24.03.2004 | 08:44 Uhr |

Linux-Server dienen oft als Datenspeicher für Windows-Clients. Norman Virus Control for Linux soll vor Schädlingen in den abgelegten Dateien schützen. Für die Installation ist eine halbwegs aktuelle Distribution erforderlich.

Linux-Server dienen oft als Datenspeicher für Windows-Clients. Norman Virus Control for Linux soll vor Schädlingen in den abgelegten Dateien schützen. Für die Installation ist eine halbwegs aktuelle Distribution erforderlich. Der Scanner lässt sich als rpm- (Suse/Redhat), deb- (Debian) oder tar-Archiv installieren.

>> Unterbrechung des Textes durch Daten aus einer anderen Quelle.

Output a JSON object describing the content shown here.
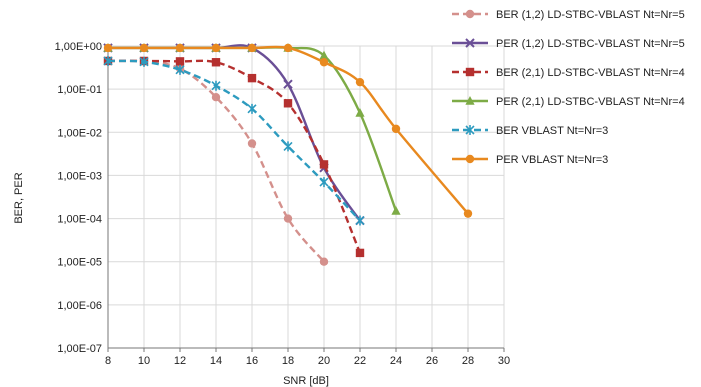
{
  "chart_data": {
    "type": "line",
    "xlabel": "SNR [dB]",
    "ylabel": "BER, PER",
    "xlim": [
      8,
      30
    ],
    "xticks": [
      8,
      10,
      12,
      14,
      16,
      18,
      20,
      22,
      24,
      26,
      28,
      30
    ],
    "ylim": [
      1e-07,
      1
    ],
    "yscale": "log",
    "yticks": [
      1,
      0.1,
      0.01,
      0.001,
      0.0001,
      1e-05,
      1e-06,
      1e-07
    ],
    "ytick_labels": [
      "1,00E+00",
      "1,00E-01",
      "1,00E-02",
      "1,00E-03",
      "1,00E-04",
      "1,00E-05",
      "1,00E-06",
      "1,00E-07"
    ],
    "grid": true,
    "legend_position": "right",
    "series": [
      {
        "name": "BER (1,2) LD-STBC-VBLAST Nt=Nr=5",
        "color": "#d4908c",
        "dash": "dashed",
        "marker": "circle",
        "x": [
          8,
          10,
          12,
          14,
          16,
          18,
          20
        ],
        "y": [
          0.45,
          0.44,
          0.3,
          0.065,
          0.0055,
          0.0001,
          1e-05
        ]
      },
      {
        "name": "PER (1,2) LD-STBC-VBLAST Nt=Nr=5",
        "color": "#6a4f96",
        "dash": "solid",
        "marker": "x",
        "x": [
          8,
          10,
          12,
          14,
          16,
          18,
          20,
          22
        ],
        "y": [
          0.9,
          0.9,
          0.9,
          0.9,
          0.9,
          0.13,
          0.0015,
          9e-05
        ]
      },
      {
        "name": "BER (2,1) LD-STBC-VBLAST Nt=Nr=4",
        "color": "#b5302f",
        "dash": "dashed",
        "marker": "square",
        "x": [
          8,
          10,
          12,
          14,
          16,
          18,
          20,
          22
        ],
        "y": [
          0.45,
          0.45,
          0.44,
          0.42,
          0.18,
          0.047,
          0.0018,
          1.6e-05
        ]
      },
      {
        "name": "PER (2,1) LD-STBC-VBLAST Nt=Nr=4",
        "color": "#7dab46",
        "dash": "solid",
        "marker": "triangle",
        "x": [
          8,
          10,
          12,
          14,
          16,
          18,
          20,
          22,
          24
        ],
        "y": [
          0.9,
          0.9,
          0.9,
          0.9,
          0.9,
          0.9,
          0.6,
          0.028,
          0.00015
        ]
      },
      {
        "name": "BER VBLAST Nt=Nr=3",
        "color": "#2d9bbf",
        "dash": "dashed",
        "marker": "star",
        "x": [
          8,
          10,
          12,
          14,
          16,
          18,
          20,
          22
        ],
        "y": [
          0.45,
          0.43,
          0.28,
          0.12,
          0.035,
          0.0047,
          0.0007,
          9e-05
        ]
      },
      {
        "name": "PER VBLAST Nt=Nr=3",
        "color": "#e8891f",
        "dash": "solid",
        "marker": "circle",
        "x": [
          8,
          10,
          12,
          14,
          16,
          18,
          20,
          22,
          24,
          28
        ],
        "y": [
          0.9,
          0.9,
          0.9,
          0.9,
          0.9,
          0.9,
          0.42,
          0.145,
          0.012,
          0.00013
        ]
      }
    ]
  }
}
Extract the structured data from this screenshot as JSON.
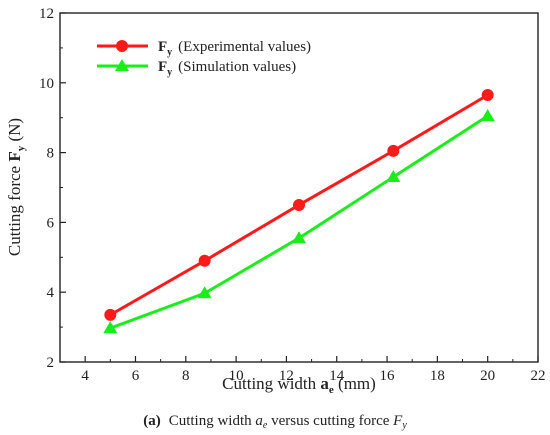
{
  "chart_data": {
    "type": "line",
    "x": [
      5,
      8.75,
      12.5,
      16.25,
      20
    ],
    "xlim": [
      3,
      22
    ],
    "ylim": [
      2,
      12
    ],
    "x_ticks": [
      4,
      6,
      8,
      10,
      12,
      14,
      16,
      18,
      20,
      22
    ],
    "y_ticks": [
      2,
      4,
      6,
      8,
      10,
      12
    ],
    "x_tick_labels": [
      "4",
      "6",
      "8",
      "10",
      "12",
      "14",
      "16",
      "18",
      "20",
      "22"
    ],
    "y_tick_labels": [
      "2",
      "4",
      "6",
      "8",
      "10",
      "12"
    ],
    "xlabel": {
      "main": "Cutting width ",
      "var": "a",
      "sub": "e",
      "unit": " (mm)"
    },
    "ylabel": {
      "main": "Cutting force ",
      "var": "F",
      "sub": "y",
      "unit": " (N)"
    },
    "grid": false,
    "legend_position": "top-left",
    "series": [
      {
        "name": "(Experimental values)",
        "symbol": "F",
        "symbol_sub": "y",
        "marker": "circle",
        "color": "#ff1a1a",
        "values": [
          3.35,
          4.9,
          6.5,
          8.05,
          9.65
        ]
      },
      {
        "name": "(Simulation values)",
        "symbol": "F",
        "symbol_sub": "y",
        "marker": "triangle",
        "color": "#1aee1a",
        "values": [
          2.97,
          3.97,
          5.55,
          7.3,
          9.05
        ]
      }
    ]
  },
  "caption": {
    "label": "(a)",
    "pre": "Cutting width ",
    "var1": "a",
    "sub1": "e",
    "mid": " versus cutting force ",
    "var2": "F",
    "sub2": "y"
  }
}
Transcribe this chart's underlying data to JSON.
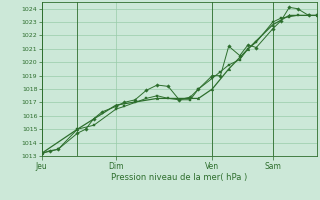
{
  "background_color": "#cce8d8",
  "grid_color": "#99ccaa",
  "line_color": "#2d6e2d",
  "marker_color": "#2d6e2d",
  "title": "Pression niveau de la mer( hPa )",
  "ylim": [
    1013,
    1024.5
  ],
  "yticks": [
    1013,
    1014,
    1015,
    1016,
    1017,
    1018,
    1019,
    1020,
    1021,
    1022,
    1023,
    1024
  ],
  "xtick_labels": [
    "Jeu",
    "Dim",
    "Ven",
    "Sam"
  ],
  "xtick_positions": [
    0.0,
    0.27,
    0.62,
    0.84
  ],
  "vline_positions": [
    0.0,
    0.13,
    0.62,
    0.84
  ],
  "series1_x": [
    0.0,
    0.03,
    0.06,
    0.13,
    0.16,
    0.19,
    0.22,
    0.27,
    0.3,
    0.34,
    0.38,
    0.42,
    0.46,
    0.5,
    0.54,
    0.57,
    0.62,
    0.65,
    0.68,
    0.72,
    0.75,
    0.78,
    0.84,
    0.87,
    0.9,
    0.93,
    0.97,
    1.0
  ],
  "series1_y": [
    1013.2,
    1013.4,
    1013.5,
    1014.7,
    1015.0,
    1015.8,
    1016.3,
    1016.7,
    1017.0,
    1017.2,
    1017.9,
    1018.3,
    1018.2,
    1017.2,
    1017.4,
    1018.0,
    1019.0,
    1019.0,
    1021.2,
    1020.5,
    1021.3,
    1021.1,
    1022.5,
    1023.1,
    1024.1,
    1024.0,
    1023.5,
    1023.5
  ],
  "series2_x": [
    0.0,
    0.06,
    0.13,
    0.19,
    0.27,
    0.3,
    0.34,
    0.38,
    0.42,
    0.46,
    0.5,
    0.54,
    0.57,
    0.62,
    0.65,
    0.68,
    0.72,
    0.75,
    0.78,
    0.84,
    0.87,
    0.9,
    0.93,
    0.97,
    1.0
  ],
  "series2_y": [
    1013.2,
    1013.5,
    1015.0,
    1015.3,
    1016.5,
    1016.7,
    1017.0,
    1017.3,
    1017.5,
    1017.3,
    1017.2,
    1017.2,
    1018.0,
    1018.8,
    1019.3,
    1019.8,
    1020.2,
    1021.0,
    1021.5,
    1023.0,
    1023.3,
    1023.4,
    1023.5,
    1023.5,
    1023.5
  ],
  "series3_x": [
    0.0,
    0.13,
    0.27,
    0.42,
    0.57,
    0.62,
    0.68,
    0.75,
    0.84,
    0.9,
    1.0
  ],
  "series3_y": [
    1013.2,
    1015.0,
    1016.8,
    1017.3,
    1017.3,
    1018.0,
    1019.5,
    1021.0,
    1022.8,
    1023.5,
    1023.5
  ]
}
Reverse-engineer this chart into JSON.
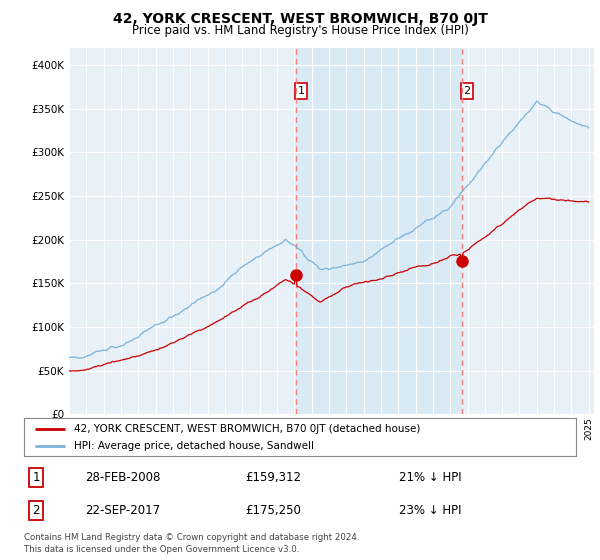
{
  "title": "42, YORK CRESCENT, WEST BROMWICH, B70 0JT",
  "subtitle": "Price paid vs. HM Land Registry's House Price Index (HPI)",
  "legend_line1": "42, YORK CRESCENT, WEST BROMWICH, B70 0JT (detached house)",
  "legend_line2": "HPI: Average price, detached house, Sandwell",
  "transaction1_date": "28-FEB-2008",
  "transaction1_price": "£159,312",
  "transaction1_hpi": "21% ↓ HPI",
  "transaction2_date": "22-SEP-2017",
  "transaction2_price": "£175,250",
  "transaction2_hpi": "23% ↓ HPI",
  "footer": "Contains HM Land Registry data © Crown copyright and database right 2024.\nThis data is licensed under the Open Government Licence v3.0.",
  "hpi_color": "#7ab4d8",
  "price_color": "#cc0000",
  "dashed_color": "#f08080",
  "shade_color": "#d8eaf5",
  "background_chart": "#e8f0f8",
  "grid_color": "#ffffff",
  "ylim": [
    0,
    420000
  ],
  "yticks": [
    0,
    50000,
    100000,
    150000,
    200000,
    250000,
    300000,
    350000,
    400000
  ],
  "t1_year": 2008.083,
  "t2_year": 2017.667
}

Um die graphische Oberfläche zu nutzen, ist Java-Runtime Environment 1.4 nötig. Mit dem Frontend sind auch Konfigurationseinstellungen möglich, die der Scanner nicht unterstützt, etwa die Funktion eines Wächters oder das Verschieben von infizierten Dateien in ein Quarantäneverzeichnis.

Der Scanner erkannte in den Standardeinstellungen nicht alle verbreiteten Viren. Erst nach Einschalten von Parametern wie "Erkennung von potentiell unerwünschten Programmen" kam er auf 100 Prozent. Infizierte Dateien lassen sich nur desinfizieren, nicht löschen. Die Software untersucht einfach und mehrfach gepackte Archive in den Formaten ACE, ARJ, RAR und ZIP sowie BZ, TAR/BZ, TAR, GZ und TAR/GZ. Die Testversion wirkte wie eine Baustelle, auf der die Anwender als Beta-Tester benutzt werden.